Dedicated power


After a lot of research and consideration, mostly between power conditioners and dedicated circuitry, I have decided to go with 3 dedicated lines. One for amp one for pre and a 3rd for CD or digital. What I'm thinking is that I can pull the wire myself and then hire a professional electrician to do the breaker work and wall terminations using hospital grade outlets. My question is what wire should I use? I have heard of people using 12-2 or 10-2 but don't have knowledge of wire specific details. Anybody up on this?
markus1299
Most, if not all, new receptacles have terminals that accomodate 14, 12 and 10 wire. Even the 15-amp 5-15R. The limiting factor is not the wire but the circuit breaker. The breaker must not pass more current than the wire ampacity that's it's connected to. So you could put a set of 500MCM wires on a 20-amp breaker feeding a 15-amp receptacle (that's not physically possible, I'm making a point). In your case, #10 wires are good for 30-amps but when used for a branch receptacle circuit, the breaker can only be 20-amps max. When the breaker limits the current, a larger wire size is not an issue. Correct wire sizes are equivalent to steel beam sizes - you can go bigger than what's needed to do the job if you don't care about money.

Where and why #10 instead of #12 when a 20-amp breaker is the most permitted? When voltage drop is a concern. Generally, #10 is used when there is a 50 foot or more total wire length from panel to receptacle. Less than that, you are wasting money as #12 is more than adequate.

Also keep in mind that any 115 volt device with a UL label can be safely be put on a 15-amp circuit. That's where the confusion lies over 15-amp receptacle with 20-amp breakers. The circuit will never draw the 20-amps as you are limited by code to size your system based on a ten receptacle maximum on a circuit, each one 180 VA, or 1,800 VA (15-amps) total.

Overheating a circuit is an end-user created problem (power strips and extension cords). It's your choice for the wire sizes, #10 will work and fit properly.
Thanks guys for all your input. I have learned a great deal about running these dedicated lines that I didn't know. Especially that the wire lengths used must be the same to avoid a ground differntial between my pieces of equipment. This site is a really great resource for all of us!!

Mark
One more thing to keep in mind is something I've picked up on this forum as I too am installing dedicated lines (Thanks again Gs5556). The #/2 or #/3 represents how many hot leads are in the wire. A 12/2 for example in a standard Romex includes an individually jacketed black wire which is the "Hot", an individually jacketed white wire which is the "neutral" and a bare/wrapped in loose - paper-only copper wire which is the ground wire. On a standard outlet receptacle the black goes to the brass screw, the white to the silver looking screw and the bare copper goes to the green painted screw usually located below and to one side.

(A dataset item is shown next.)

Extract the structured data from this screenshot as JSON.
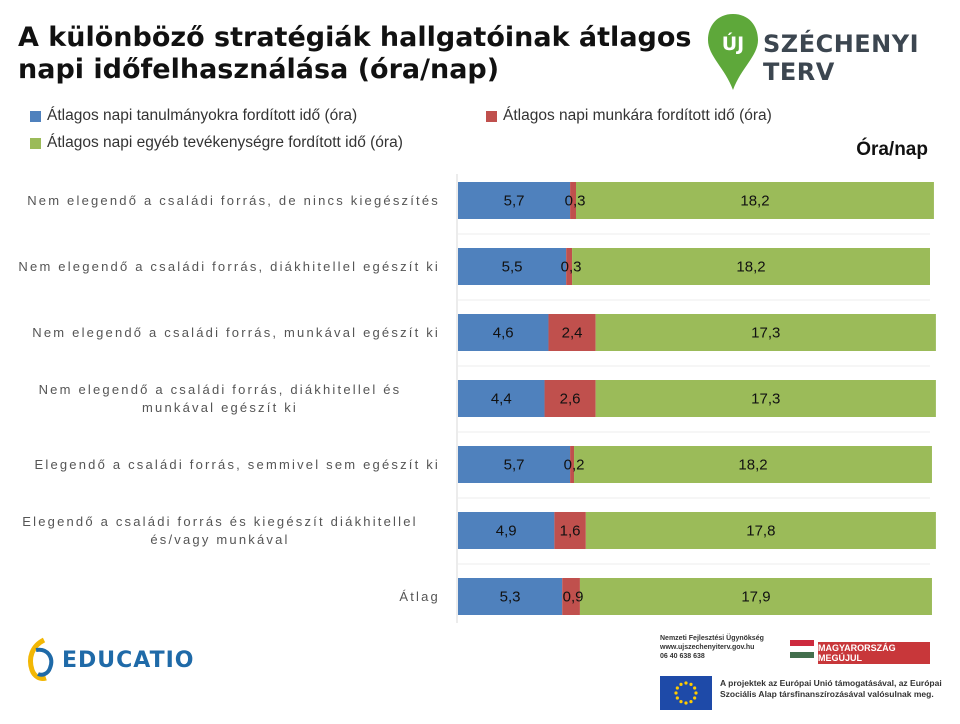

I have taken the advice of several people and am going with a 12/3 arrangement because these contain 2 hot leads (both are jacketed) and because I want to use a jacketed ground wire instead of bare I will label one of these black hots with green tape and use it as a ground wire to connect to that green ground screw on the terminal. In this case the bare copper wire is simply ignored/unused. This facilitates using Isolated Grounding schemes from whichever outlets you want to run an I/G ground system with. As far as I've been told this is supposedly an acceptable practice but the I/G outlets must run their grounding wires to a separate isolated grounding bar and ultimately out to a buried grounding rod. Does this still sound legitimate to you Gs5556? P.S. My distance from breaker box to outlets is less than 30' each and therefore I'm choosing the much easier to work with 12G instead of the 10G... I hope there's no possibility of audible difference at any time? Good lick with your project.
Lissnr, I would suggest you consult an electrician. Isolated grounds are a little more complicated than what you outline above. Perhaps you left some things out for brevity.

With an isolated ground, you typically run the white wire from the silver screw on the receptacle to the neutral bus bar at the panel. You run the black wire from the brass screw on the receptacle to a GFCI breaker at the panel. You code the red wire green and run it from the green screw on the receptacle to the grounding bus bar on the panel. The bare copper wire goes from the grounding screw in the receptacle box to the grounding bus bar on the panel.

An isolated ground receptacle does not need a separate isolated gorunding bar. It uses the grounding bar in the panel. It's just that the isolated ground receptacle does not share a common grounding path back to the ground.